While you never want to put too much pressure on your kids, the fact is that some exams do have a real impact on the next few years of their lives. The 11+ exams, for example, will determine whether your child can get into the kind of grammar and independent school that you want for them. If you know that there are some key areas that your child needs help with, an online tutor could be a much better option than sitting them down with a textbook. 11 plus online learning can be tailored to target those subjects and classes that your child finds tricky, and one-on-one classes can be much more engaging and productive. Test Teach offers both online and offline tutorials for the 11+ exams, and they have helped thousands of children find a place at an independent or grammar school.

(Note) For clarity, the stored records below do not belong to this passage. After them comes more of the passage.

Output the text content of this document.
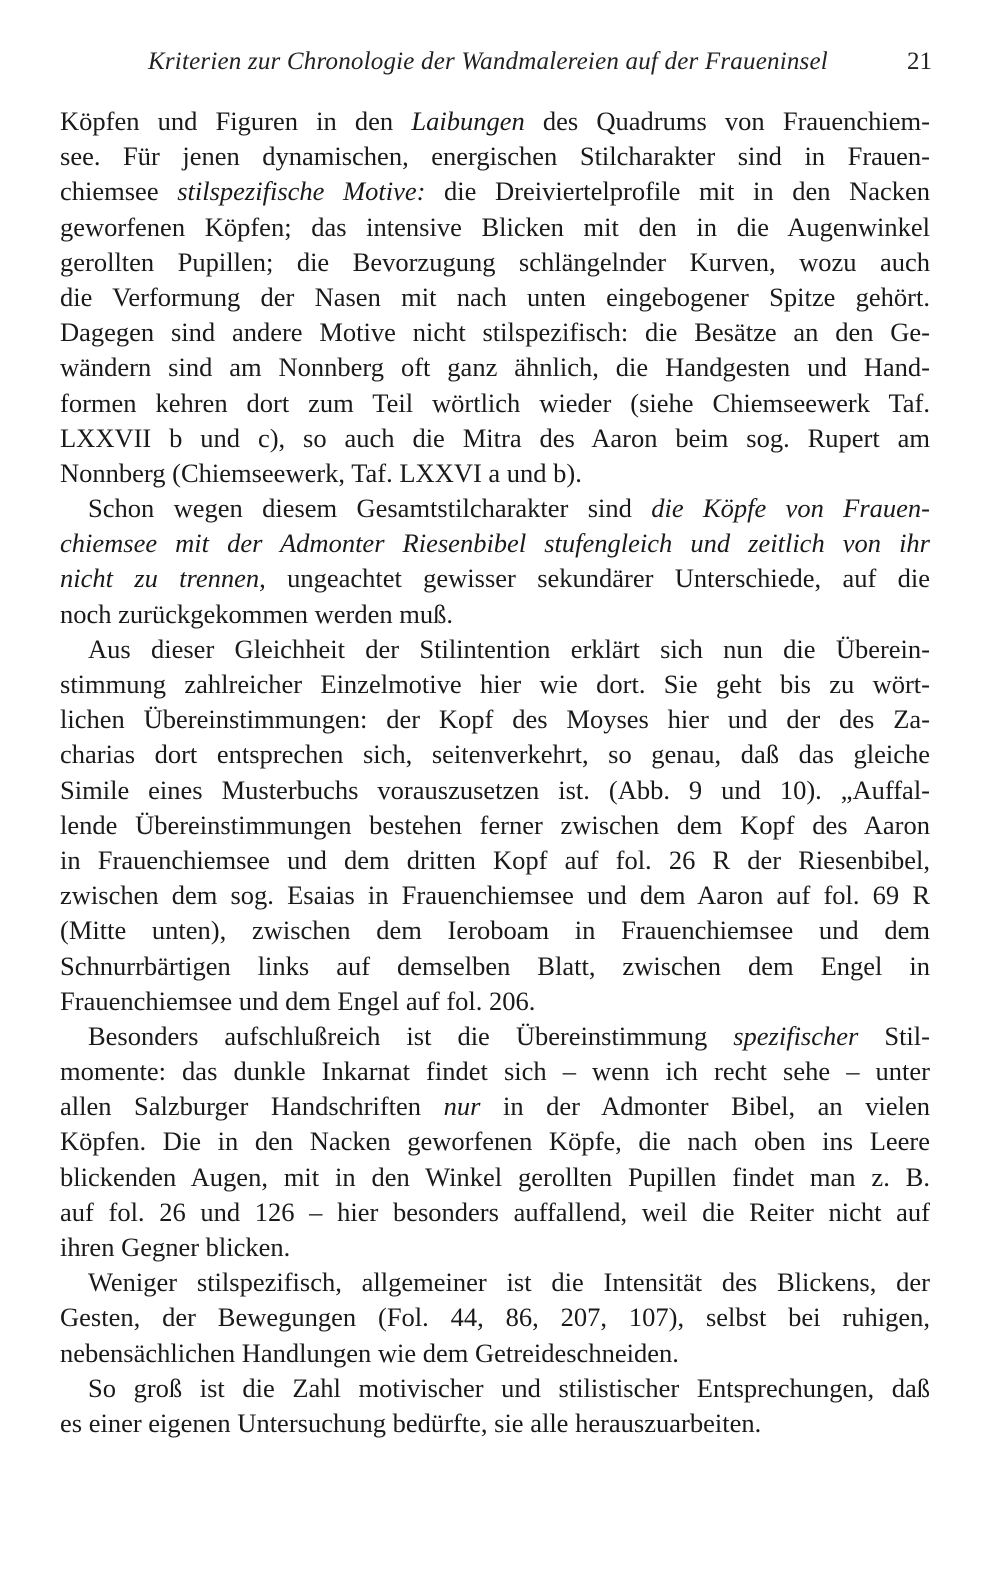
Kriterien zur Chronologie der Wandmalereien auf der Fraueninsel	21
Köpfen und Figuren in den Laibungen des Quadrums von Frauenchiem-
see. Für jenen dynamischen, energischen Stilcharakter sind in Frauen-
chiemsee stilspezifische Motive: die Dreiviertelprofile mit in den Nacken
geworfenen Köpfen; das intensive Blicken mit den in die Augenwinkel
gerollten Pupillen; die Bevorzugung schlängelnder Kurven, wozu auch
die Verformung der Nasen mit nach unten eingebogener Spitze gehört.
Dagegen sind andere Motive nicht stilspezifisch: die Besätze an den Ge-
wändern sind am Nonnberg oft ganz ähnlich, die Handgesten und Hand-
formen kehren dort zum Teil wörtlich wieder (siehe Chiemseewerk Taf.
LXXVII b und c), so auch die Mitra des Aaron beim sog. Rupert am
Nonnberg (Chiemseewerk, Taf. LXXVI a und b).
Schon wegen diesem Gesamtstilcharakter sind die Köpfe von Frauen-
chiemsee mit der Admonter Riesenbibel stufengleich und zeitlich von ihr
nicht zu trennen, ungeachtet gewisser sekundärer Unterschiede, auf die
noch zurückgekommen werden muß.
Aus dieser Gleichheit der Stilintention erklärt sich nun die Überein-
stimmung zahlreicher Einzelmotive hier wie dort. Sie geht bis zu wört-
lichen Übereinstimmungen: der Kopf des Moyses hier und der des Za-
charias dort entsprechen sich, seitenverkehrt, so genau, daß das gleiche
Simile eines Musterbuchs vorauszusetzen ist. (Abb. 9 und 10). „Auffal-
lende Übereinstimmungen bestehen ferner zwischen dem Kopf des Aaron
in Frauenchiemsee und dem dritten Kopf auf fol. 26 R der Riesenbibel,
zwischen dem sog. Esaias in Frauenchiemsee und dem Aaron auf fol. 69 R
(Mitte unten), zwischen dem Ieroboam in Frauenchiemsee und dem
Schnurrbärtigen links auf demselben Blatt, zwischen dem Engel in
Frauenchiemsee und dem Engel auf fol. 206.
Besonders aufschlußreich ist die Übereinstimmung spezifischer Stil-
momente: das dunkle Inkarnat findet sich – wenn ich recht sehe – unter
allen Salzburger Handschriften nur in der Admonter Bibel, an vielen
Köpfen. Die in den Nacken geworfenen Köpfe, die nach oben ins Leere
blickenden Augen, mit in den Winkel gerollten Pupillen findet man z. B.
auf fol. 26 und 126 – hier besonders auffallend, weil die Reiter nicht auf
ihren Gegner blicken.
Weniger stilspezifisch, allgemeiner ist die Intensität des Blickens, der
Gesten, der Bewegungen (Fol. 44, 86, 207, 107), selbst bei ruhigen,
nebensächlichen Handlungen wie dem Getreideschneiden.
So groß ist die Zahl motivischer und stilistischer Entsprechungen, daß
es einer eigenen Untersuchung bedürfte, sie alle herauszuarbeiten.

Look For The Everyday Opportunities
If you are worried about keeping your child’s brain active during the long summer break, then think about how little everyday things could offer some stimulation. For example, take them to the supermarket with you and tell them how many meals you need to prepare for how many people. Get them thinking about what ingredients will be needed. How much has been reduced from the original price of those tomatoes to get it to the sale price? And it’s not just about the sums and recipes. This is a great opportunity to remind them about the importance of shopping responsibly and of making environmentally friendly choices.
Get Out In The Garden
Every parent knows that it can be a battle to get your kids off the sofa, especially during the holidays, but your garden could be a fantastic addition to their learning environment if approached in the right way. The most obvious example would be to get them involved in planting seeds and talking to them about how to grow everything from vegetables to fruit trees. You could install a bird feeder and keep a log of all the feathered visitors. But it’s also an area where you can engage in some practical learning without making too much of a mess! The garden is a great location for science experiments, from fizzy chemistry demonstrations to tests of gravity that may or may not involve a water balloon.
Think About Learning A New Language Together
When the world first started locking down early last year, we were all looking for ways to keep our brains busy and avoid doom scrolling. One of the most popular activities was learning a new language. Now, our progress may have been inconsistent since March 2020, but if you are looking for fun ways to keep your kids engaged with learning, this could be just the thing. Making it a family activity will frame it as something fun, particularly if you are learning the language of somewhere you are planning on visiting on holiday. Think about what TV shows and films you could be watching to add a little extra fun and auditory learning. This does not need to be the kind of activity that is rigorously tested, but a word or two on a daily basis can really make a difference.